During courtroom breaks, stressed plaintiffs, defendants and their families pace the halls and are possibly relieved to escape into Goembel’s work, which conjures up the sea’s power, romance and unpredictability.
“I’m drawn to the imperfections of the natural world because they’re so freeing,” she says.
On plywood, she places sea-worn coconut husks – rutted with shell-like furrows from years in the surf – next to bleached-out, sand-fence slats and the corroded metal entrails of ships.
She arranges brown, black and red sea beans — which have traveled for years from Central and South America – in rows of shapes that look like golf balls, hockey pucks and hand grenades.
Some appear to be covered in a filigree of metal; others look velvety. Still others are covered in thread-like fiber or appear shellacked.
One plywood piece is full of lures in all shapes and colors.
Another is covered with shore bird feathers.
There are compositions of frayed rope, shells, starfish and the egg casings from skate, arranged at different angles to give viewers the sense of a world far removed from everyday life.
“A calming world,” says Goembel.
Goembel, 65, became a beachcomber and art lover as a child.
It wasn’t until a few years ago during a visit to an art gallery in Western Australia that she put the two together.
The detail in a Perth photographic exhibition of earth and sea images, called “Abstract Earth,” entranced her, expanding her sense of what art was.
Previously, as development manager for Omniplex World Services, an intelligence security corporation in the suburbs of Washington, D.C., she had turned to her old favorites – Rembrandt, Bruegel and Vermeer – to be transported from the daily grind of top secret clearances, complex matrixes and tight deadlines.
While living in London, she frequently visited the National Gallery and often traveled to Amsterdam to linger in the Rijksmuseum.
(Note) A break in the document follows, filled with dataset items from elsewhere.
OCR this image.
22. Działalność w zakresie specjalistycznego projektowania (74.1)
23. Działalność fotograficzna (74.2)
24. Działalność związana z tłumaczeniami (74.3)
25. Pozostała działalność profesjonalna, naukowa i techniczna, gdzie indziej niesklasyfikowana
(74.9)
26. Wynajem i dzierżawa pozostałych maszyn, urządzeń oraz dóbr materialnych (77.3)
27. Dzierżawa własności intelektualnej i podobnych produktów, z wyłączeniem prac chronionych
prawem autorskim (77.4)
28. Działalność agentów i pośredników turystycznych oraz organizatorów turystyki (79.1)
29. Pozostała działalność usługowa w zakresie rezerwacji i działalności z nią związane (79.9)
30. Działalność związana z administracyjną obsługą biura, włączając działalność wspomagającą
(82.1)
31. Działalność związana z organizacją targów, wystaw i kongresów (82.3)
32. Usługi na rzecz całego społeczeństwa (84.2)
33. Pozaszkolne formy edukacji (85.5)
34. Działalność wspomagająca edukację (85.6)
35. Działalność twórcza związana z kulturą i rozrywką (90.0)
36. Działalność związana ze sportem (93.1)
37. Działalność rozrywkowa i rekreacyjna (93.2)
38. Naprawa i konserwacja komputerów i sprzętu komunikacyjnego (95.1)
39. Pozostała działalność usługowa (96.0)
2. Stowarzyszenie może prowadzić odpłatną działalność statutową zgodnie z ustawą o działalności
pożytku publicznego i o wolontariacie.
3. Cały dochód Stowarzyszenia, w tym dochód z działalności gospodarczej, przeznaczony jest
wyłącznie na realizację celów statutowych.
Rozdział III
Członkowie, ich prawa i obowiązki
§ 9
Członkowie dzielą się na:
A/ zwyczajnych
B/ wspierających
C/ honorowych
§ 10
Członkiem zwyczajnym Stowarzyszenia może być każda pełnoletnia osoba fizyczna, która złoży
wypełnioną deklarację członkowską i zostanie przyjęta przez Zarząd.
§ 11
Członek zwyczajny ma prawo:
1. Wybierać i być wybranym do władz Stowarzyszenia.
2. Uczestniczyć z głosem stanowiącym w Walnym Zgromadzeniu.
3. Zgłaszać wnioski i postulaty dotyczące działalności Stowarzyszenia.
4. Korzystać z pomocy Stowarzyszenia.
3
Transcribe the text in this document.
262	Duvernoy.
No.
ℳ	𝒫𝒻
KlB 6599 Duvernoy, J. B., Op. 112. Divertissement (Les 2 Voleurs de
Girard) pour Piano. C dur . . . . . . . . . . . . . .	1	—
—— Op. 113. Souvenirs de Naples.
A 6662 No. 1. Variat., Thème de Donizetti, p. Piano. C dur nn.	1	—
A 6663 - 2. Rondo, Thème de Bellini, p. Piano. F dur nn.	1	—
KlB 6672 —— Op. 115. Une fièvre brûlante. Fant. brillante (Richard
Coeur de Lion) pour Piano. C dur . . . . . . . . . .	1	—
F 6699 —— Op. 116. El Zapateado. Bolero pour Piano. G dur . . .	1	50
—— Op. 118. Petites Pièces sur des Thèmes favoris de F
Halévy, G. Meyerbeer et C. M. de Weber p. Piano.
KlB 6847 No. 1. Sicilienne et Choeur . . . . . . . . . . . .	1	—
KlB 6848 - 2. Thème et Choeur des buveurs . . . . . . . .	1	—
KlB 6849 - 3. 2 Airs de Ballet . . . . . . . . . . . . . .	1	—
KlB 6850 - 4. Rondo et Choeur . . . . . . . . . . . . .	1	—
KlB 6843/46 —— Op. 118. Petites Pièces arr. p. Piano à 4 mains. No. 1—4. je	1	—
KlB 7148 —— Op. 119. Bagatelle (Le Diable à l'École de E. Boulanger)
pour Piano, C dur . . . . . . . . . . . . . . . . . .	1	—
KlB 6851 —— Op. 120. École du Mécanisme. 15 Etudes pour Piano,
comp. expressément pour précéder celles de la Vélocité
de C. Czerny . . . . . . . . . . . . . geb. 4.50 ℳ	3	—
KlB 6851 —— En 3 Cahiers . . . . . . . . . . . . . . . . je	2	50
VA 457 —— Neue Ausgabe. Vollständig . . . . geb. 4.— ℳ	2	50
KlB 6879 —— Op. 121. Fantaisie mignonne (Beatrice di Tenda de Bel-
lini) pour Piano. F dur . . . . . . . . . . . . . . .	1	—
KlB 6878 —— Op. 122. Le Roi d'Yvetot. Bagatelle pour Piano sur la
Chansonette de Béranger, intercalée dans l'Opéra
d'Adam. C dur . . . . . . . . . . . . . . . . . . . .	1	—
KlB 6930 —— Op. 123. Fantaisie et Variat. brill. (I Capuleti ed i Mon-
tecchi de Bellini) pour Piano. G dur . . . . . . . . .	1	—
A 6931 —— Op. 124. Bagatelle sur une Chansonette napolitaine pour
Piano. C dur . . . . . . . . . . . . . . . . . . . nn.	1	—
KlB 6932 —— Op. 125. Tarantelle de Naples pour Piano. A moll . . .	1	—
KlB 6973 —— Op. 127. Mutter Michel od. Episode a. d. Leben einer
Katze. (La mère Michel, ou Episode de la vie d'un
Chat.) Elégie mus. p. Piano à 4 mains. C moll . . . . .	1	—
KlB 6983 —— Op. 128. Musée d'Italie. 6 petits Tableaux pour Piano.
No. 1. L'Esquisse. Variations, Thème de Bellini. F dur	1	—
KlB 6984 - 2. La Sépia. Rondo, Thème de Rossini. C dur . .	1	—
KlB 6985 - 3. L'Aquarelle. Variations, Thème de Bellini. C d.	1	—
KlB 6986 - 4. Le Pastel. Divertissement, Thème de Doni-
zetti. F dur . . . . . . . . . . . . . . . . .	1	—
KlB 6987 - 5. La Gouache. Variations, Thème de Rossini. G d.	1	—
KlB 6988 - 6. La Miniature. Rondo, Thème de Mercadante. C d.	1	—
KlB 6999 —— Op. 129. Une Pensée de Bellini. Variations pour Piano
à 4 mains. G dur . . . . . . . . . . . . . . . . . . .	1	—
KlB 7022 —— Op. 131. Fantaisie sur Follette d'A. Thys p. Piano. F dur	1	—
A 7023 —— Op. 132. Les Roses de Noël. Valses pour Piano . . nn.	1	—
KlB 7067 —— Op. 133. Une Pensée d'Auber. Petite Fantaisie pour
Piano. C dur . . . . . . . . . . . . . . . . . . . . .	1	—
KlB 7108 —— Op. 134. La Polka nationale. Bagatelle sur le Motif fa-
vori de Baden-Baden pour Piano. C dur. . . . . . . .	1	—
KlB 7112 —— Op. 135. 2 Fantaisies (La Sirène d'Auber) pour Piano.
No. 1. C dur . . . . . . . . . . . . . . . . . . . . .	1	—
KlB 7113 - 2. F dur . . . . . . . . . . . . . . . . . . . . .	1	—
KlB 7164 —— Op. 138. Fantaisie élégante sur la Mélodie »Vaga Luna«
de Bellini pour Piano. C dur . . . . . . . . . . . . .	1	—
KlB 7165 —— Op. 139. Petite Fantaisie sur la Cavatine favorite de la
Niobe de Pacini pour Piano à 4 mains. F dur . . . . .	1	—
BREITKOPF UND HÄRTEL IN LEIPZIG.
Goembel studied the light of Rembrandt, the texture of Vermeer, the detail of Bruegel for hours on end.
In fact, she visited a London retrospective 32 times she was so taken with Rembrandt’s portrait of Agatha Bas, a painting in Queen Elizabeth’s private collection seldom on view.
Guides to the retrospective saw her there so often they asked her if they could copy the route she designed for viewing the painting from different perspectives.
“I didn’t know I’d go from an infatuation with the light, detail and texture of classical art to a passion for the intricacies of sand, sea and sky, but I have,” she said.
When she and her husband, Carl, travel, it’s almost always to beaches: Pattaya in Thailand, the beaches of Bali and all over Indonesia, Hawaii, Australia and Malta as well as North Sea beaches.
Black lava sand, yellow sand, sugar sand. Water the color of turquoise, emeralds and amethyst. Always, she walks with a bag, just in case.
But it’s here in Vero Beach that she finds most of what she puts in her art.
Like a sturdy, black high-top sneaker still laced up: It was filled with sand and covered in barnacles. Immediately, it took her to a world of struggle and hope. Fish nets, stakes encircling turtle nests, crumpled plastic bags, impossibly knotted lines, corroded metal hinges, wooden fragments of docks, worn stones: To Goembel, they’re her oils, brushes and palette. They’re the source of a growing passion.
No longer does she spend hours reading books about the “Grand Masters.”
Instead, her copies of “The Little Book of Sea-Beans” and “Florida’s Living Beaches” are becoming frayed.
“Inner peace for me is collecting on the beach and turning what I find into work that I hope transports someone else to a place of calm,” she says.